Q. May loans from the employer be used to purchase restricted stock?

A. Yes, however, there are additional considerations for the loan to be respected as such and for the stock to be treated as transferred for tax purposes.  

Generally, the loan should have stated interest, a repayment schedule with a real expectation of repayment and terms that are in writing and enforceable. There is risk that a fully nonrecourse loan with the stock held as collateral is treated only as an option to purchase the stock in the future so employers should get tax advice when providing employees loans to purchase stock from the employer.

Q. Is a restricted stock unit the same as restricted stock? How are restricted stock units taxed?

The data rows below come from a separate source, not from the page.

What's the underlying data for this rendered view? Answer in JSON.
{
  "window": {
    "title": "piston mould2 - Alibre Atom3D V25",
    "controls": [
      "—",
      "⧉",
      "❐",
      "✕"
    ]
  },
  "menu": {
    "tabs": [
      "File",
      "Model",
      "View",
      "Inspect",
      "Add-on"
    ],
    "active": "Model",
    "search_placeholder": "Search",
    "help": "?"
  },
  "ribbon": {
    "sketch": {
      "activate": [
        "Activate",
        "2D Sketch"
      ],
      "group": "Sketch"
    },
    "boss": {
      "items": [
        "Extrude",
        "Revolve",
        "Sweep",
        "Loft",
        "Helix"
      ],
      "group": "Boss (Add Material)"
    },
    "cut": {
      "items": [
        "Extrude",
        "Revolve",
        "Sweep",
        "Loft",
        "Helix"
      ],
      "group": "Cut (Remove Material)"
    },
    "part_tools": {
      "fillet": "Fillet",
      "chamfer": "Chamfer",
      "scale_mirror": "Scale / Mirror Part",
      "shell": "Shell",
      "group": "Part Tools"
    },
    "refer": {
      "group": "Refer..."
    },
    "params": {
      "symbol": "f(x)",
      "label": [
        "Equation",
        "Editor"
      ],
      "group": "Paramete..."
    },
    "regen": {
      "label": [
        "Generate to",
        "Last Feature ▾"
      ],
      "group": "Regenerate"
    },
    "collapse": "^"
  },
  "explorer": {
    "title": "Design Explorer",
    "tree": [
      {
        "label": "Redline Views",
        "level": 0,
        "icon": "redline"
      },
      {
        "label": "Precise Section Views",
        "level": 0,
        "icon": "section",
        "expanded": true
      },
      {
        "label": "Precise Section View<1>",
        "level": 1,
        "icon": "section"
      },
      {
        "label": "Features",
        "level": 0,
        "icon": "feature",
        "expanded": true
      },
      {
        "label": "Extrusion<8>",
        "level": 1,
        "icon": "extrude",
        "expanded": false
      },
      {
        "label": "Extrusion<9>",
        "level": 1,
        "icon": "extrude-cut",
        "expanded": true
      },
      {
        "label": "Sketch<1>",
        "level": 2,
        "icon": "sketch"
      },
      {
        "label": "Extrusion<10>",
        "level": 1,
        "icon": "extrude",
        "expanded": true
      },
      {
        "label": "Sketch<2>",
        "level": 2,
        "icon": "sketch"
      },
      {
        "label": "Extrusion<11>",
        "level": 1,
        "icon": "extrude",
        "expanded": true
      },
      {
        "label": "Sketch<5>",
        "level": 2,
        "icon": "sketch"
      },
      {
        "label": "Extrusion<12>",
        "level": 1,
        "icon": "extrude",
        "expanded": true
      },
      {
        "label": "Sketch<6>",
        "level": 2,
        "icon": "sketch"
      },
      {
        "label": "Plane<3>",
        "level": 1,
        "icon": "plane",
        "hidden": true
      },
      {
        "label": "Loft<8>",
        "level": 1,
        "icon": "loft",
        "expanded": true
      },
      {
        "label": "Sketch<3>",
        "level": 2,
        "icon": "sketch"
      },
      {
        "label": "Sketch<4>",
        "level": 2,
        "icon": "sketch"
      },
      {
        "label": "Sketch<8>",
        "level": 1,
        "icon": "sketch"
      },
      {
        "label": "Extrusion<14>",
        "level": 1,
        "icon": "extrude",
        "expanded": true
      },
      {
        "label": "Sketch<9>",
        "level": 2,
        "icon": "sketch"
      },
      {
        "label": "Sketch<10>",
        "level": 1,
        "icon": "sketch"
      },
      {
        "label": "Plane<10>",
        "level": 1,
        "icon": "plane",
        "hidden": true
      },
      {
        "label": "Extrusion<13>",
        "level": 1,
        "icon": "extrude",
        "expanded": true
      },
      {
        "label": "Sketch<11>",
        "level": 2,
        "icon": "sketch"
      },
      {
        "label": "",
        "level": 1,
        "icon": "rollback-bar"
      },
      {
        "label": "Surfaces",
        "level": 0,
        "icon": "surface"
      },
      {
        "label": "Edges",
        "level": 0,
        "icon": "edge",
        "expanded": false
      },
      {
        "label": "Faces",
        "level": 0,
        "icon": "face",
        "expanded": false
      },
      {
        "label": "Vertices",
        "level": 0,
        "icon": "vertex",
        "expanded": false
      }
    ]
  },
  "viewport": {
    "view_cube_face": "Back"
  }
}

A. No. Economically, a restricted stock unit (RSU) is very similar to restricted stock. Certain vesting conditions are attached to actual equity that gives employees a right to ownership after those conditions are satisfied. The difference with an RSU is that the stock is not transferred until after the vesting conditions are satisfied and the risk of forfeiture has lapsed. Therefore, the employee never holds the stock when it is subject to a risk of forfeiture, and thus, a section 83(b) election does not apply to RSUs. The general tax consequence of the FMV over the price the employee pays being compensation at the time of vesting (or future transfer of the shares) is the same as restricted stock. However, RSUs can have deduction timing and section 409A considerations that differ from restricted stock.

Q. What should a company consider when designing a restricted stock plan?

A. Because restricted stock is a noncash method for incentivizing certain performance from key employees, companies should consider the following when formulating aspects of their written plan:

  • What key employees should receive equity in the company?
  • Should there be a separate class of stock for employees (if a separate class is allowable per other rules) or should they have the same class as other owners?
  • What type of vesting conditions will most incentivize employees?
  • Do employees have enough cash to cover the required tax upon vesting (or upon a section 83(b) election)?  Where will the cash to cover tax withholding come from?
  • How will employees receive liquidity from the stock?  Is there a buy-sell agreement in place or should there be?
  • Will the employee make an section 83(b) election?
  • Will special vesting rules apply in the case of death, disability or other events?
  • When will restricted stock be granted and how many shares are appropriate?
  • Should shares be awarded outright or should employees pay something for them?

The attributes of restricted stock should be compared to other incentive compensation methods to determine if they properly meet the company’s goals and, if they do, the plan should be reviewed with tax advisors so that no unintended tax consequences occur.